Torque is a measure of the force available to accelerate the car. Power is how much work you can do with that torque in a given time. Think of it like this : a fairly average engine produces, say, 120 ftlbs of torque. With a fairly long torque wrench or breaker bar you can also apply 120 ftlbs to something like a bolt. The difference between your arm and an engine is that you can perhaps only manage 4-5 full rotations per minute, but the engine will happily do 3500-4000 per minute.
The reason the acceleration is less at higher speed is because of 2 reasons.
1) at higher speeds you are in a higher gear. The higher gear ratio reduces the torque available at the wheels in exchange for faster rotation speed. Power available will always be the same regardless of gear (assuming same engine speed) because, ignoring any power losses in the transmission, power in = power out. Only the speed and torque are affected by gearing.

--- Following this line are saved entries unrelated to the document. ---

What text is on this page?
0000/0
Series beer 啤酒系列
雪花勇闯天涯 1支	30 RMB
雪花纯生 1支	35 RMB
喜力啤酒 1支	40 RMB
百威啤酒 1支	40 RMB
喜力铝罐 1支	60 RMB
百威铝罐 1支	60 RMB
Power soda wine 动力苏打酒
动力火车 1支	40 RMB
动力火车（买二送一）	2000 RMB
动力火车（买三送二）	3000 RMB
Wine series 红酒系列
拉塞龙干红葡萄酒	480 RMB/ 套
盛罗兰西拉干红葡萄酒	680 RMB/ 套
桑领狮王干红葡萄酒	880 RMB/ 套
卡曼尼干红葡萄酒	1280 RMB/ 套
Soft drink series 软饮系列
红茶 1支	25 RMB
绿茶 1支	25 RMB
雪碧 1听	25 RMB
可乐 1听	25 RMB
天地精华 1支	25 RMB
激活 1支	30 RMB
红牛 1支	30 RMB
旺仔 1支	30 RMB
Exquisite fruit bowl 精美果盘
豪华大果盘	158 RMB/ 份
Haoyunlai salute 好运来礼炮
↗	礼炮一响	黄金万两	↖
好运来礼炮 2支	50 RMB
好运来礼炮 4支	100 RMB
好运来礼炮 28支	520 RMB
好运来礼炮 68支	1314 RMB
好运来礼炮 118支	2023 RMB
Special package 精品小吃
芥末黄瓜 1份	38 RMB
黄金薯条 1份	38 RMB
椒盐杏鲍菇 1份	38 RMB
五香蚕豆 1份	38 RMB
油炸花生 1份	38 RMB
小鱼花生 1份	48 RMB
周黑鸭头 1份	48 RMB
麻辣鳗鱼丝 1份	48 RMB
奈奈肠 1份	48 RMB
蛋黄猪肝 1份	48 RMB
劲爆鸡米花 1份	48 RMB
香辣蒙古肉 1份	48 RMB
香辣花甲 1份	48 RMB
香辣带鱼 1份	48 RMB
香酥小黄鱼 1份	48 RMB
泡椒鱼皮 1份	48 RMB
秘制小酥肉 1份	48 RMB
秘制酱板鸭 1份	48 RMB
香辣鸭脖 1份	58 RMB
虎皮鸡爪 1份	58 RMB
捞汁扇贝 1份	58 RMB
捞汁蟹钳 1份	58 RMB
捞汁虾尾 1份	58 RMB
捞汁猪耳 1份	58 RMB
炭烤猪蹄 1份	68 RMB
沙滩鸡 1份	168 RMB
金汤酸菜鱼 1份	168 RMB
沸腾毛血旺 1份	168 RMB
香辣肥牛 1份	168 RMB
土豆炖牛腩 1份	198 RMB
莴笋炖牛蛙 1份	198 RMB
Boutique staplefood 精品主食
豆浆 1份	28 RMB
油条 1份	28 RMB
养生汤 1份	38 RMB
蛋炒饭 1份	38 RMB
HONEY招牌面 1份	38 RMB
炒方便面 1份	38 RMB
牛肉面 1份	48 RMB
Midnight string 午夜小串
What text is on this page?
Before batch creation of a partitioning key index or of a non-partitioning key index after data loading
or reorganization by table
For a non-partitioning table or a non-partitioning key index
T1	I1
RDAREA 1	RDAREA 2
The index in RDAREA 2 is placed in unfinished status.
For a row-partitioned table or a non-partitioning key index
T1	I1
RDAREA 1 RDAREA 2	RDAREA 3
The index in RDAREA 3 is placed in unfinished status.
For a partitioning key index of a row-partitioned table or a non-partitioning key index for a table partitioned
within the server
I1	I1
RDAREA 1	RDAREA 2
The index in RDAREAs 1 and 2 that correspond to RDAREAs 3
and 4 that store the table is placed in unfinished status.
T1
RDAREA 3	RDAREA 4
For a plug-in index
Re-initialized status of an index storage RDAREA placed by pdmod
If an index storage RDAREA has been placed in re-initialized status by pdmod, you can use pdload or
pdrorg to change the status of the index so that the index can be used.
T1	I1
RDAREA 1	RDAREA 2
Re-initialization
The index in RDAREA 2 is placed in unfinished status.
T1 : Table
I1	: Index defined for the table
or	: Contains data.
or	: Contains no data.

2) aerodynamic drag forces increase with the square of speed, therefore the power required to overcome the forces increases with the cube of speed (P=Fv). So to double your speed you need 8 times more power. So for example a small car with a top speed of 100mph and 75bhp, at its top speed all 75 horsepower is being used to overcome drag, and there is no surplus power to accelerate the car. So in theory to double the speed to 200mph, 8 times the power (600 bhp) would be required (obviously wouldnt work in reality cos of gearing etc).
In terms of performance, for best acceleration you need an engine which produces max torque at high revs, and suitably matched gear ratios to make best use of the available torque. For top speed, because the drag forces are so large, you need as much power as possible and taller gear ratios.